Musicalement maintenant on ne saurait blâmer Jean-Christophe Spinosi et son Ensemble Matheus qui font du bon boulot à défaut de pouvoir faire mieux (quoique...) avec une telle partition; Amel-Brahim Djelloul est délicieuse dans son rôle d'oie qui manigance; l'accent de Dietrisch Henschel donne de la saveur à son élégant Florestan (pas évident quand le livret fait de lui un macho sans le charme viril qui va avec); les accents crillards d'Ingrid Perruche qu'habituellement je n'aime guère (sauf bien dirigée comme dans la Callirhoé de Destousches) conviennent très bien à la perfide et jalouse Agathe; Doris Lamprecht est fabuleuse en grande dame qui s'encanaille, la seule sur le plateau qui nous fasse vraiment rire au delà du sourire poli; enfin les petits rôles sont habilement tenus et joués. Cependant l'ensemble des chanteurs se reposent un peu trop sur la sonorisation, de fait ils chantonnent plus qu'autre chose et les dialogues perdent en impact, si tant est qu'ils en aient jamais eu.

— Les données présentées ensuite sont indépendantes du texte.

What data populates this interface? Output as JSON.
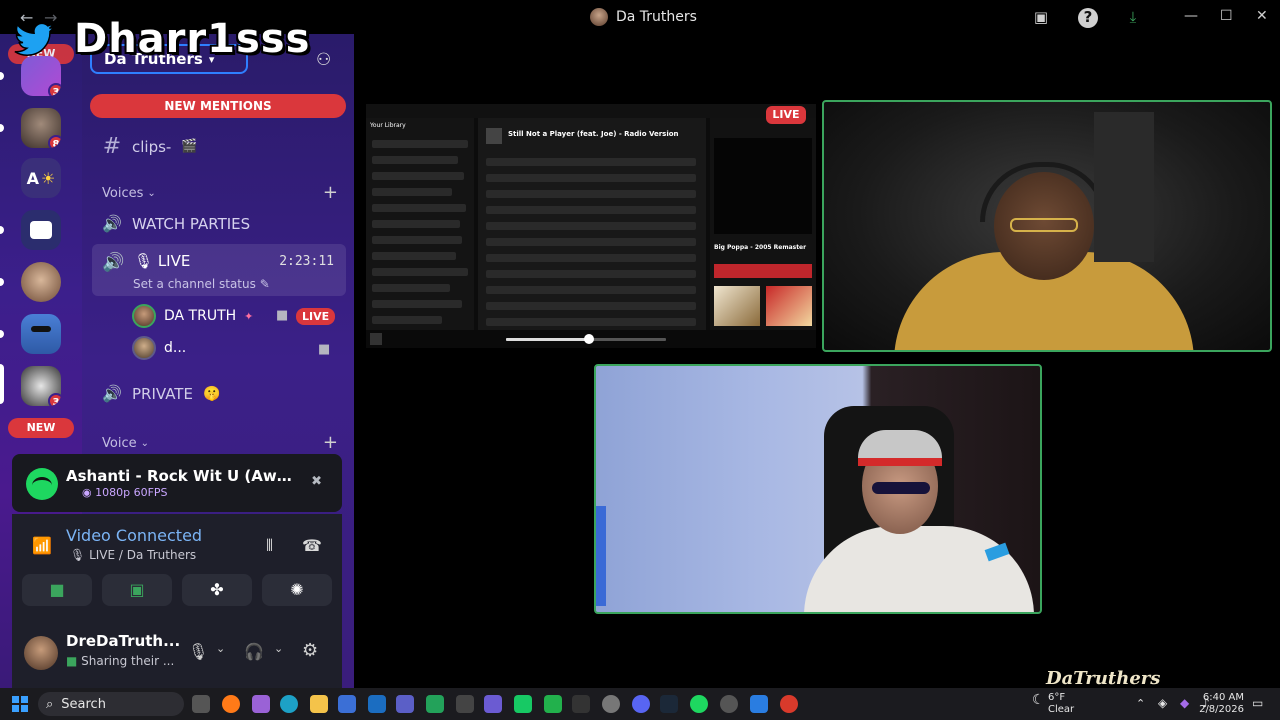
{
  "overlay": {
    "streamer_name": "Dharr1sss"
  },
  "titlebar": {
    "back": "←",
    "forward": "→",
    "title": "Da Truthers",
    "minimize": "—",
    "maximize": "☐",
    "close": "✕"
  },
  "rail": {
    "badges": [
      "3",
      "8",
      "3"
    ],
    "new_label_top": "NEW",
    "new_label_bottom": "NEW",
    "letter_server": "A"
  },
  "sidebar": {
    "server_name": "Da Truthers",
    "new_mentions": "NEW MENTIONS",
    "channels": {
      "clips": "clips-",
      "voices_category": "Voices",
      "watch_parties": "WATCH PARTIES",
      "live": "LIVE",
      "live_timer": "2:23:11",
      "live_status": "Set a channel status",
      "private": "PRIVATE",
      "voice_category": "Voice"
    },
    "voice_users": [
      {
        "name": "DA TRUTH",
        "live": "LIVE"
      },
      {
        "name": "d..."
      }
    ]
  },
  "activity": {
    "title": "Ashanti - Rock Wit U (Awww ...",
    "quality": "1080p 60FPS"
  },
  "voice": {
    "title": "Video Connected",
    "subtitle": "LIVE / Da Truthers"
  },
  "user": {
    "name": "DreDaTruth...",
    "status": "Sharing their ..."
  },
  "stream": {
    "live_badge": "LIVE",
    "spotify": {
      "header": "Still Not a Player (feat. Joe) - Radio Version",
      "now_playing_title": "Big Poppa - 2005 Remaster",
      "library_label": "Your Library"
    }
  },
  "taskbar": {
    "search": "Search",
    "weather_temp": "6°F",
    "weather_desc": "Clear",
    "time": "6:40 AM",
    "date": "2/8/2026"
  },
  "watermark": "DaTruthers",
  "colors": {
    "accent_red": "#da373c",
    "connected_green": "#3ba55d",
    "spotify_green": "#1ed760",
    "link_blue": "#7bb4f5"
  }
}
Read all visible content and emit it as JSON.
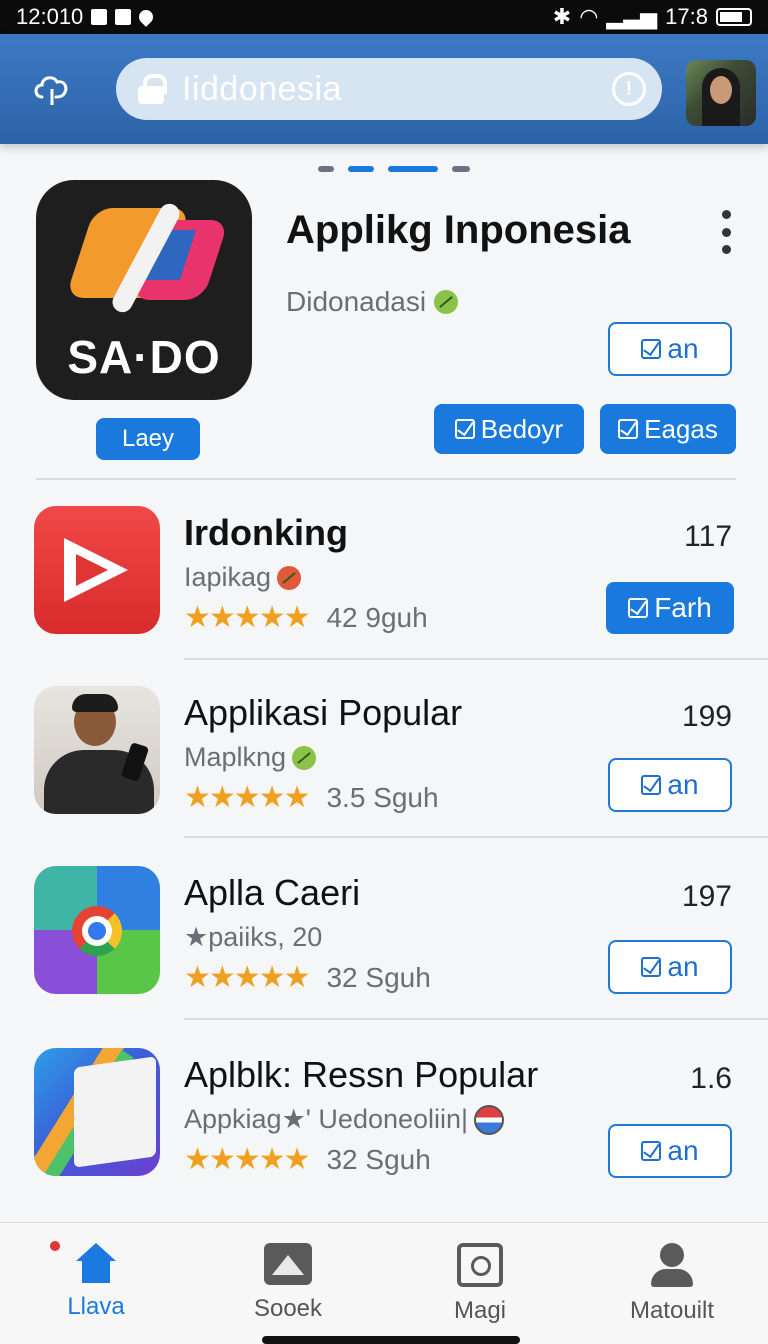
{
  "status_bar": {
    "time": "12:010",
    "battery": "17:8"
  },
  "search": {
    "value": "Iiddonesia"
  },
  "featured": {
    "brand": "SA·DO",
    "title": "Applikg Inponesia",
    "subtitle": "Didonadasi",
    "badge": "Laey",
    "action_label": "an",
    "buttons": [
      "Bedoyr",
      "Eagas"
    ]
  },
  "apps": [
    {
      "name": "Irdonking",
      "sub": "Iapikag",
      "rating": "42 9guh",
      "count": "117",
      "action": "Farh",
      "primary": true
    },
    {
      "name": "Applikasi Popular",
      "sub": "Maplkng",
      "rating": "3.5 Sguh",
      "count": "199",
      "action": "an",
      "primary": false
    },
    {
      "name": "Aplla Caeri",
      "sub": "★paiiks, 20",
      "rating": "32 Sguh",
      "count": "197",
      "action": "an",
      "primary": false
    },
    {
      "name": "Aplblk: Ressn Popular",
      "sub": "Appkiag★' Uedoneoliin|",
      "rating": "32 Sguh",
      "count": "1.6",
      "action": "an",
      "primary": false
    }
  ],
  "stars": "★★★★★",
  "bottom_nav": [
    {
      "label": "Llava",
      "icon": "home-icon",
      "active": true
    },
    {
      "label": "Sooek",
      "icon": "image-icon",
      "active": false
    },
    {
      "label": "Magi",
      "icon": "camera-icon",
      "active": false
    },
    {
      "label": "Matouilt",
      "icon": "person-icon",
      "active": false
    }
  ],
  "colors": {
    "header": "#2f67ad",
    "accent": "#1a79dc",
    "star": "#f0a020"
  }
}
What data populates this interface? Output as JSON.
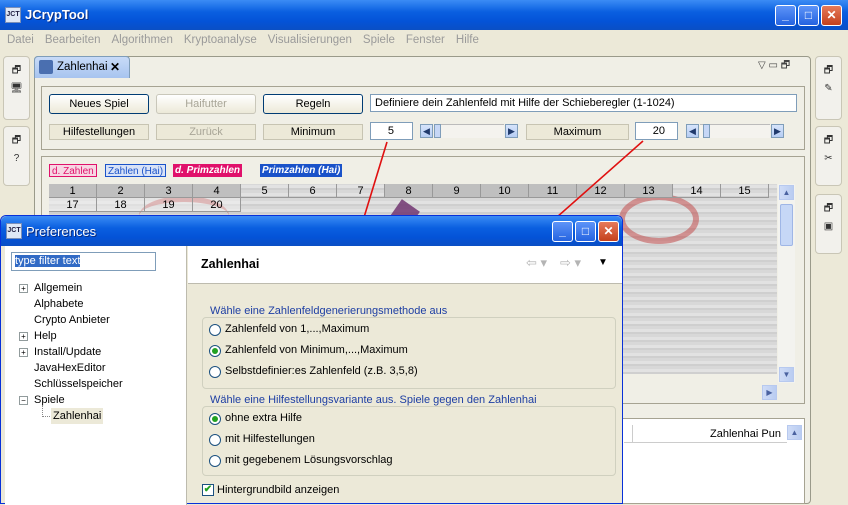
{
  "app": {
    "title": "JCrypTool",
    "icon_text": "JCT"
  },
  "menu": [
    "Datei",
    "Bearbeiten",
    "Algorithmen",
    "Kryptoanalyse",
    "Visualisierungen",
    "Spiele",
    "Fenster",
    "Hilfe"
  ],
  "tab": {
    "label": "Zahlenhai",
    "close": "✕"
  },
  "controls": {
    "new_game": "Neues Spiel",
    "haifutter": "Haifutter",
    "rules": "Regeln",
    "description": "Definiere dein Zahlenfeld mit Hilfe der Schieberegler (1-1024)",
    "hints": "Hilfestellungen",
    "back": "Zurück",
    "min_label": "Minimum",
    "min_value": "5",
    "max_label": "Maximum",
    "max_value": "20",
    "min_slider_fraction": 0.0,
    "max_slider_fraction": 0.02
  },
  "legend": [
    {
      "text": "d. Zahlen",
      "color": "#e0116b"
    },
    {
      "text": "Zahlen (Hai)",
      "color": "#1a52c9"
    },
    {
      "text": "d. Primzahlen",
      "color": "#e0116b"
    },
    {
      "text": "Primzahlen (Hai)",
      "color": "#1a52c9"
    }
  ],
  "numbers_row1": [
    "1",
    "2",
    "3",
    "4",
    "5",
    "6",
    "7",
    "8",
    "9",
    "10",
    "11",
    "12",
    "13",
    "14",
    "15"
  ],
  "numbers_row2": [
    "17",
    "18",
    "19",
    "20"
  ],
  "table_header": "Zahlenhai Pun",
  "dialog": {
    "title": "Preferences",
    "filter": "type filter text",
    "tree": [
      {
        "label": "Allgemein",
        "expander": "+"
      },
      {
        "label": "Alphabete",
        "expander": ""
      },
      {
        "label": "Crypto Anbieter",
        "expander": ""
      },
      {
        "label": "Help",
        "expander": "+"
      },
      {
        "label": "Install/Update",
        "expander": "+"
      },
      {
        "label": "JavaHexEditor",
        "expander": ""
      },
      {
        "label": "Schlüsselspeicher",
        "expander": ""
      },
      {
        "label": "Spiele",
        "expander": "−"
      }
    ],
    "tree_child": "Zahlenhai",
    "page_title": "Zahlenhai",
    "group1_label": "Wähle eine Zahlenfeldgenerierungsmethode aus",
    "group1_options": [
      "Zahlenfeld von 1,...,Maximum",
      "Zahlenfeld von Minimum,...,Maximum",
      "Selbstdefinier:es Zahlenfeld (z.B. 3,5,8)"
    ],
    "group1_selected": 1,
    "group2_label": "Wähle eine Hilfestellungsvariante aus. Spiele gegen den Zahlenhai",
    "group2_options": [
      "ohne extra Hilfe",
      "mit Hilfestellungen",
      "mit gegebenem Lösungsvorschlag"
    ],
    "group2_selected": 0,
    "checkbox_label": "Hintergrundbild anzeigen",
    "checkbox_checked": true
  },
  "colors": {
    "arrow": "#e01010",
    "titlebar": "#0a5fe0"
  }
}
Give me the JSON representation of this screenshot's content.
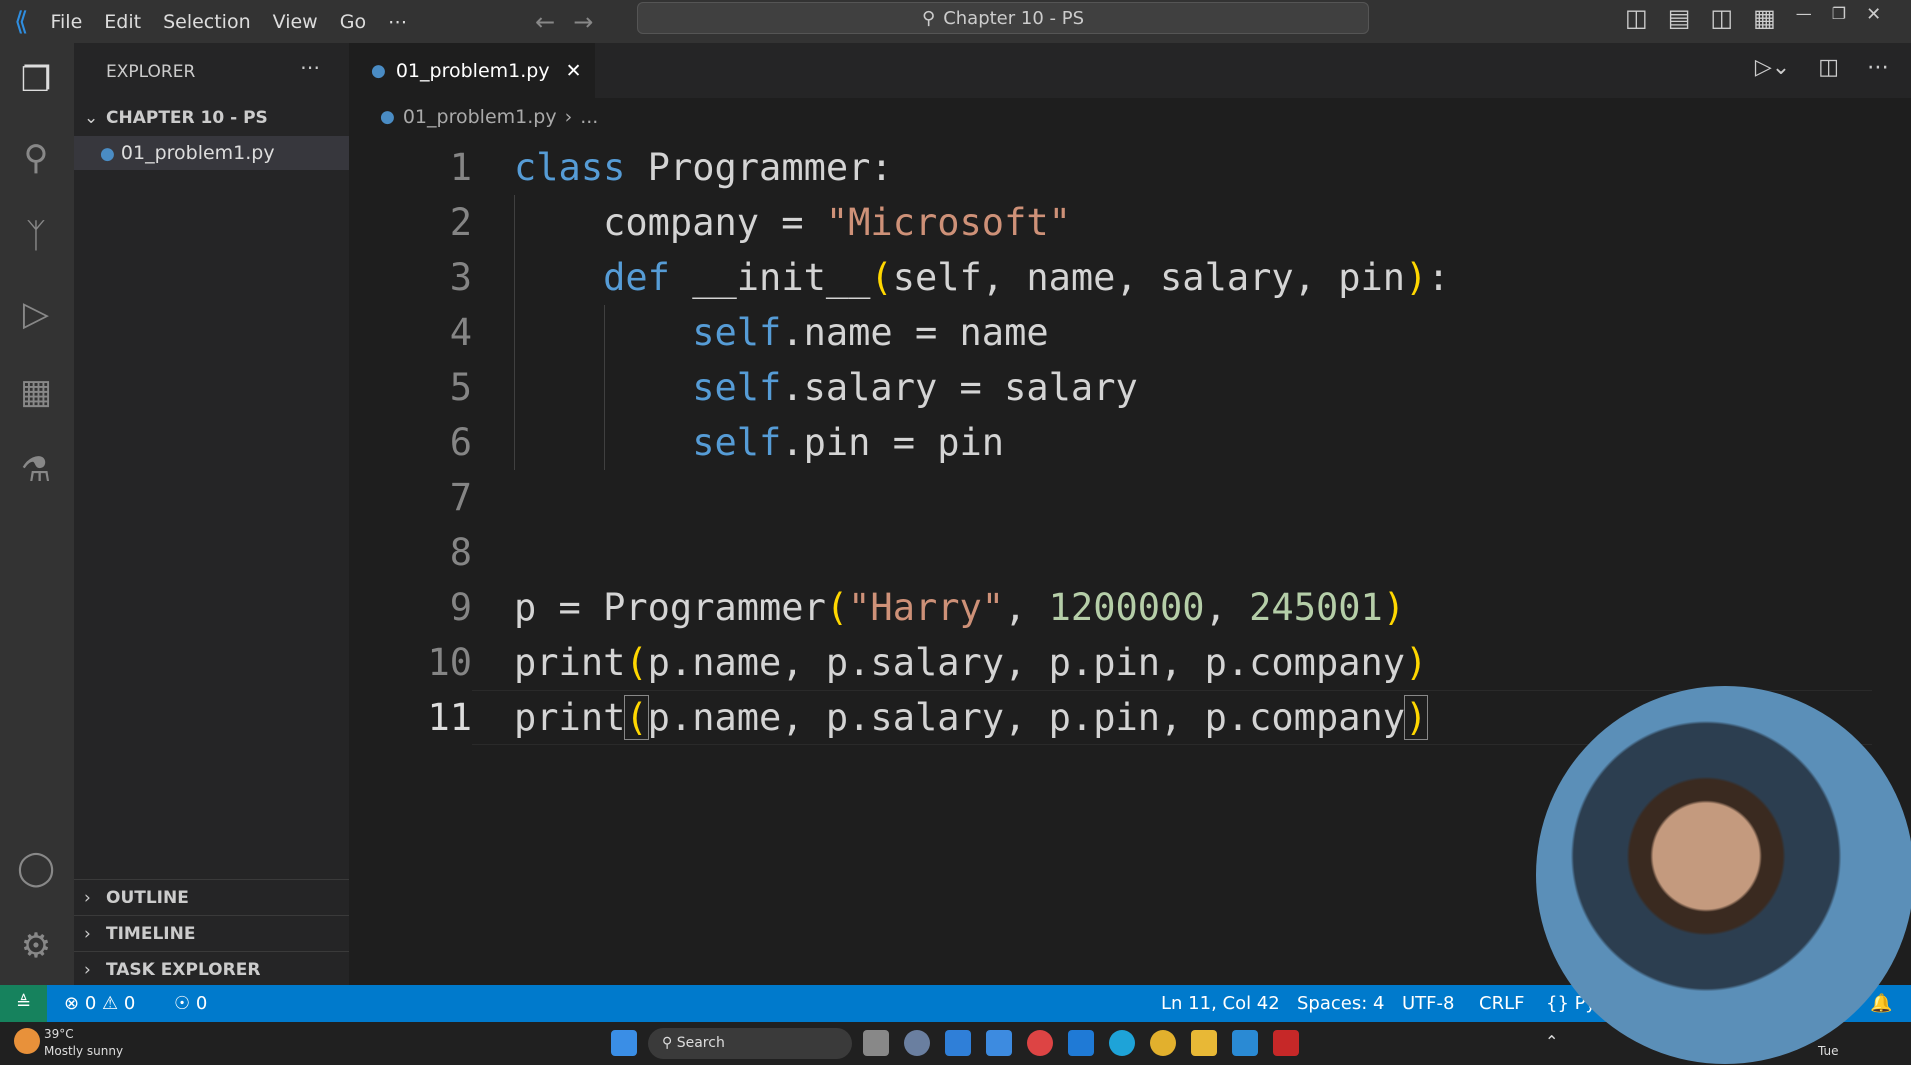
{
  "titlebar": {
    "menus": [
      "File",
      "Edit",
      "Selection",
      "View",
      "Go",
      "⋯"
    ],
    "search": "Chapter 10 - PS"
  },
  "sidebar": {
    "title": "EXPLORER",
    "folder": "CHAPTER 10 - PS",
    "file": "01_problem1.py",
    "sections": [
      "OUTLINE",
      "TIMELINE",
      "TASK EXPLORER"
    ]
  },
  "editor": {
    "tab": "01_problem1.py",
    "breadcrumb": "01_problem1.py",
    "breadcrumb_more": "...",
    "line_numbers": [
      "1",
      "2",
      "3",
      "4",
      "5",
      "6",
      "7",
      "8",
      "9",
      "10",
      "11"
    ]
  },
  "status": {
    "errors": "0",
    "warnings": "0",
    "ports": "0",
    "position": "Ln 11, Col 42",
    "spaces": "Spaces: 4",
    "encoding": "UTF-8",
    "eol": "CRLF",
    "lang": "Py"
  },
  "taskbar": {
    "temp": "39°C",
    "weather": "Mostly sunny",
    "search": "Search",
    "day": "Tue"
  },
  "colors": {
    "status": "#007acc",
    "keyword": "#569cd6",
    "string": "#ce9178",
    "number": "#b5cea8"
  }
}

Voilà donc une soirée très oubliable dans une salle trustée par le troisième age dont le sang n'a fait qu'un tour au moment où Véronique a retiré la balançoire derrière le tronc d'arbre (brouhaha dans la salle: "ah c'est l'escarpolette!!" ces gens qui cherchent à tout prix à faire bruyamment montre de leur savoir, ça m'agace) et qui applaudissait les décors (no comment). Il conviendrait cependant de réinviter l'équipe artistique pour des oeuvres plus intéressantes et moins pet-sec.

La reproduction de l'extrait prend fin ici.